Table 4 Estimate of MOR for the rosiglitazone data (cardiovascular (CV)-related death and myocardial infarction (MI)), based on 48 studies

Table 5 provides DIC and the model complexity measure (pD) for different models. It appears that DICs are close to the models with and without spike-and-slab, while the model with spike-and-slab prior provides additional information such as posterior probability of observing a safety-signal (Table 6).

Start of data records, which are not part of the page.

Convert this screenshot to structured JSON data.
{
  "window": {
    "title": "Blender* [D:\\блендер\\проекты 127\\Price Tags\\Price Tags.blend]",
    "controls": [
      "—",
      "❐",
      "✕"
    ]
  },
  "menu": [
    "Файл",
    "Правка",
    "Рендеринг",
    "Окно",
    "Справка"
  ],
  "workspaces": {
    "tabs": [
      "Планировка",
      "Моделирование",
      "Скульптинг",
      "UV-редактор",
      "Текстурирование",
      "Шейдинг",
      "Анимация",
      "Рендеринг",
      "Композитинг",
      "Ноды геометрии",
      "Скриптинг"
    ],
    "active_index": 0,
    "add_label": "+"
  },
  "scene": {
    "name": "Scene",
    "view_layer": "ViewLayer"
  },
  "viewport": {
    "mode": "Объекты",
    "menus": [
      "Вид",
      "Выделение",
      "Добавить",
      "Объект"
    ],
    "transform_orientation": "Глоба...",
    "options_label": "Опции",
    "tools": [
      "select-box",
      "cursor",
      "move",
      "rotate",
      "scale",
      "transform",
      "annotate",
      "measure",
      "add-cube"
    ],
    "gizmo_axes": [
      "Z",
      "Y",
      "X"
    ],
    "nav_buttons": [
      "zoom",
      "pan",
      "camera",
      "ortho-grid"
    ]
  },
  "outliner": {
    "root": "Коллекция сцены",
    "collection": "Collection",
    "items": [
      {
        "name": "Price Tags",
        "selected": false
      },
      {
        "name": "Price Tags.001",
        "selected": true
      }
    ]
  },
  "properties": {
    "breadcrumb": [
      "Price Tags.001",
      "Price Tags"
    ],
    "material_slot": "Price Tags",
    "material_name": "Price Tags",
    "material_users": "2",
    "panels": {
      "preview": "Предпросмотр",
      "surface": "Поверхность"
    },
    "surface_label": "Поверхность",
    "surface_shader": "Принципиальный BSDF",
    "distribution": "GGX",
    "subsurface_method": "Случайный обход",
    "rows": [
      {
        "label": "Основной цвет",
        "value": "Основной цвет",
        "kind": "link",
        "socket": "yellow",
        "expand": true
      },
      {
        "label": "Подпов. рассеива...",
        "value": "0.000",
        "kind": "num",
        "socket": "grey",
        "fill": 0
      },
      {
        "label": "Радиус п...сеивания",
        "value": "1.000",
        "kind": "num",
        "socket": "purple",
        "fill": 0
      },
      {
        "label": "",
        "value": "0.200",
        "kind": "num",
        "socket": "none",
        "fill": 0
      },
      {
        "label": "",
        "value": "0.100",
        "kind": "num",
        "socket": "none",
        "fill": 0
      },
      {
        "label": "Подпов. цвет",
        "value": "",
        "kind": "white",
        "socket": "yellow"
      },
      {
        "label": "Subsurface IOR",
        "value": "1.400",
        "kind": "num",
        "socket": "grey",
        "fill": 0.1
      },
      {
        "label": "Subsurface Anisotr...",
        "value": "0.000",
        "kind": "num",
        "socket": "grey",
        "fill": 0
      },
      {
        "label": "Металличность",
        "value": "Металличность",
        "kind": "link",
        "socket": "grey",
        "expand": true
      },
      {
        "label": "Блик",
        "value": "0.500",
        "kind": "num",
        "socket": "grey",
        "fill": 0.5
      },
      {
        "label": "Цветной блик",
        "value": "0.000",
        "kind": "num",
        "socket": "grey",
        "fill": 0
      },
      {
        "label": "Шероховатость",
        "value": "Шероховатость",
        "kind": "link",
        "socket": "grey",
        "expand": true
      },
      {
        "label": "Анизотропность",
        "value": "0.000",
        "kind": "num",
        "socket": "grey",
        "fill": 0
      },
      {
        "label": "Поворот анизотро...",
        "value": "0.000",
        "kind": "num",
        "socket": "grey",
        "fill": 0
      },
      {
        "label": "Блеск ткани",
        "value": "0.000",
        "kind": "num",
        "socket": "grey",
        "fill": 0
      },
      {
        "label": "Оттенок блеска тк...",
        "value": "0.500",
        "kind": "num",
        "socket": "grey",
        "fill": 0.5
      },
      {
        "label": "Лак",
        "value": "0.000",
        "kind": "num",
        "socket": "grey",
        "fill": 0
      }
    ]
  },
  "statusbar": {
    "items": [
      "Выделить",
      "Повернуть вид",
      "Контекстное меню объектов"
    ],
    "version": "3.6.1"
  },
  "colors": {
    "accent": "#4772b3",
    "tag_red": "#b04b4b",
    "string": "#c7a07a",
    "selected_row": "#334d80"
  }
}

Table 5 Model diagnostics of different ZIB models for Rosiglitazone CV data, with 48 studies; ZIB model with spike-and-slab prior for \({\updelta }_{\rm {i}}\) based on (2); with slab distribution Normal (3) and DPP (4)
Table 6 Model diagnostics for Rosiglitazone MI data, with 48 studies; ZIB model with spike-and-slab prior for \({\updelta }_{\rm {i}}\) based on (2); with slab distribution Normal (3) and DP (4)

Discussion

In this article, we describe a Bayesian methodological framework that provides the posterior probability of potential safety-signal for each study, for single adverse event along with a meta-analytic estimate of the overall signal. This proposed methodology is based on zero-inflated binomial (ZIB) with spike-and-slab parameterization for the treatment effects; our approach accounts for the between-study variability. The framework may serve as an alternative to frequentist LRT approach discussed in Jung et al. [20] when there are zero events in treatment or the control group. Furthermore, this approach avoids continuity correction for the zero events and can be used instead of fixed and random effects meta-analysis when there are zero events. We illustrated the proposed framework based on case studies using published data sets and compared the model performance for different choices of priors for treatment effect.

The advantages of Bayesian approach with the use of spike-and-slab prior, in the multiplicity adjustment context, have previously been discussed in several articles. The mixture prior with point mass at zero can be a reasonable choice for signal detection as some adverse events may not be associated with the treatment. Information related to these types of adverse events are routinely collected in clinical trials and hypothesis related to these events are not typically prespecified [9]. The proposed method produces an overall meta-analytic estimate of effect-size (e.g., odds ratio or risk ratio) of the adverse event adjusting for the studies with zero treatment effect; however, it is only suitable for analyzing a single adverse event at a time. Therefore, it does not account for the complex relationship (i.e., correlation) between the AEs. This is a potential topic for future research.